On the network side, egress monitoring catches reverse shells when they reach uncommon destinations or when the traffic volume and timing match command-and-control patterns. Advanced eBPF-based tooling can correlate the process making a connection with the socket it opened, giving much better context than traditional flow logging.
Stopping Reverse Shells Before They Land
Prevention combines two strategies: close the initial exploitation path and restrict what code can do once it executes.
Patching promptly removes the RCE vulnerabilities that provide the initial foothold. Input sanitisation and a WAF stop command injection at the application layer. Removing interpreters with no legitimate role on a server (Python on a web server that runs Java, for example) reduces the options for reverse shell payloads that rely on specific runtimes.
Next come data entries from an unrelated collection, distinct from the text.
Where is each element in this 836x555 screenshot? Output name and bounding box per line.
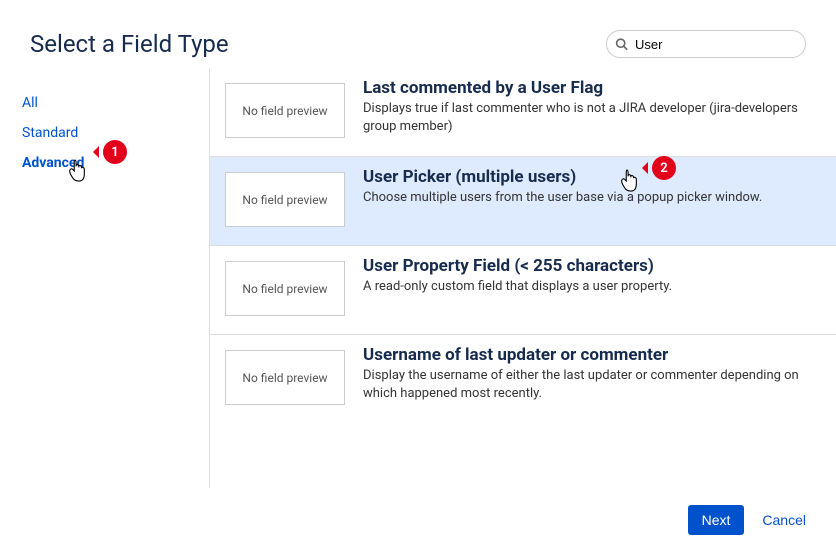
- field-title: User Property Field (< 255 characters): [363, 256, 672, 276]
- field-description: Choose multiple users from the user base…: [363, 189, 762, 207]
- field-preview-placeholder: No field preview: [225, 261, 345, 316]
- field-preview-placeholder: No field preview: [225, 83, 345, 138]
- search-icon: [615, 38, 628, 51]
- field-row[interactable]: No field preview Username of last update…: [210, 335, 836, 423]
- sidebar-item-all[interactable]: All: [22, 88, 209, 118]
- field-row[interactable]: No field preview User Picker (multiple u…: [210, 157, 836, 246]
- field-title: Username of last updater or commenter: [363, 345, 821, 365]
- field-description: Display the username of either the last …: [363, 367, 821, 403]
- sidebar: All Standard Advanced: [0, 68, 210, 488]
- field-preview-placeholder: No field preview: [225, 350, 345, 405]
- field-title: User Picker (multiple users): [363, 167, 762, 187]
- page-title: Select a Field Type: [30, 30, 229, 58]
- field-preview-placeholder: No field preview: [225, 172, 345, 227]
- field-title: Last commented by a User Flag: [363, 78, 821, 98]
- search-input[interactable]: [606, 30, 806, 58]
- field-description: A read-only custom field that displays a…: [363, 278, 672, 296]
- field-row[interactable]: No field preview Last commented by a Use…: [210, 68, 836, 157]
- field-description: Displays true if last commenter who is n…: [363, 100, 821, 136]
- sidebar-item-advanced[interactable]: Advanced: [22, 148, 209, 178]
- field-row[interactable]: No field preview User Property Field (< …: [210, 246, 836, 335]
- search-wrapper: [606, 30, 806, 58]
- sidebar-item-standard[interactable]: Standard: [22, 118, 209, 148]
- cancel-button[interactable]: Cancel: [762, 512, 806, 528]
- field-list: No field preview Last commented by a Use…: [210, 68, 836, 488]
- next-button[interactable]: Next: [688, 505, 745, 535]
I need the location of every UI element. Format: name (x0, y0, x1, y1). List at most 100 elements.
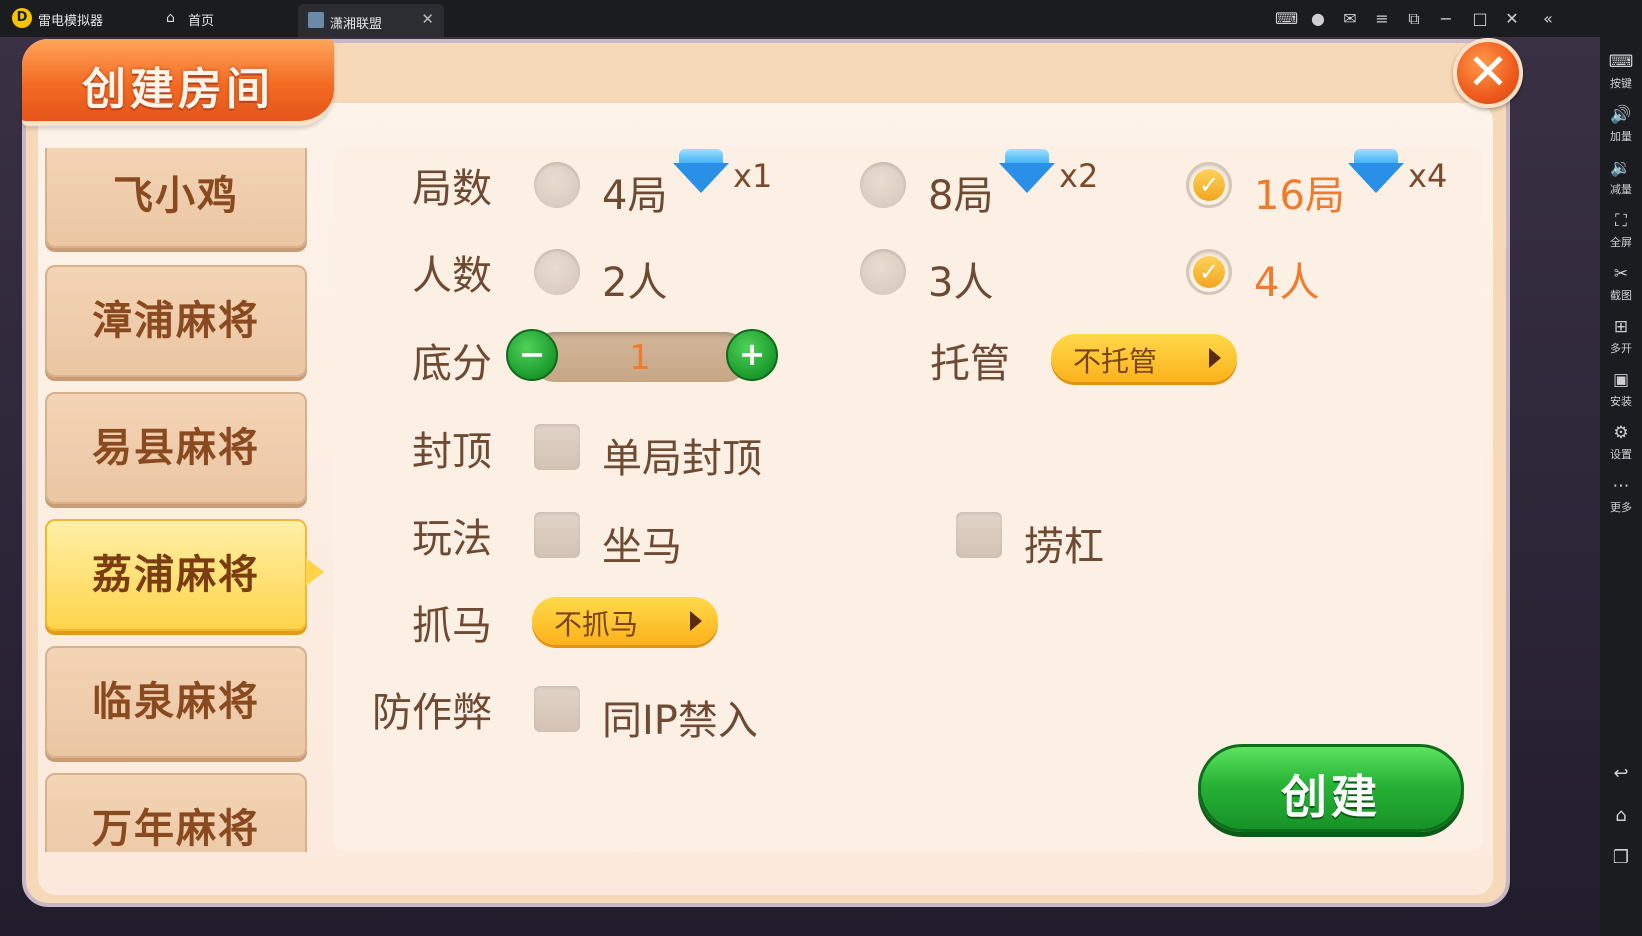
players-3-label: 3人 (928, 260, 994, 306)
game-item-lipu[interactable]: 荔浦麻将 (45, 519, 307, 631)
diamond-icon (999, 163, 1055, 193)
grab-horse-label: 抓马 (412, 603, 492, 649)
sidebar-item-label: 减量 (1610, 183, 1632, 196)
mail-icon[interactable]: ✉ (1339, 8, 1361, 30)
apk-install-icon: ▣ (1612, 370, 1630, 390)
emulator-sidebar: ⌨ 按键 🔊 加量 🔉 减量 ⛶ 全屏 ✂ 截图 ⊞ 多开 ▣ 安装 ⚙ 设置 … (1600, 37, 1642, 936)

Egress control is where defenders recover from a successful exploit. A strict outbound allowlist restricts servers to only the external addresses they genuinely need. This forces attackers to route through an approved proxy, which is harder to set up quietly and leaves more detectable evidence. As ThreatLocker’s analysis notes, application allowlisting blocks compiled payloads that do not appear in the approved software catalog. Running services as low-privilege users makes privilege escalation a required additional step rather than an automatic outcome.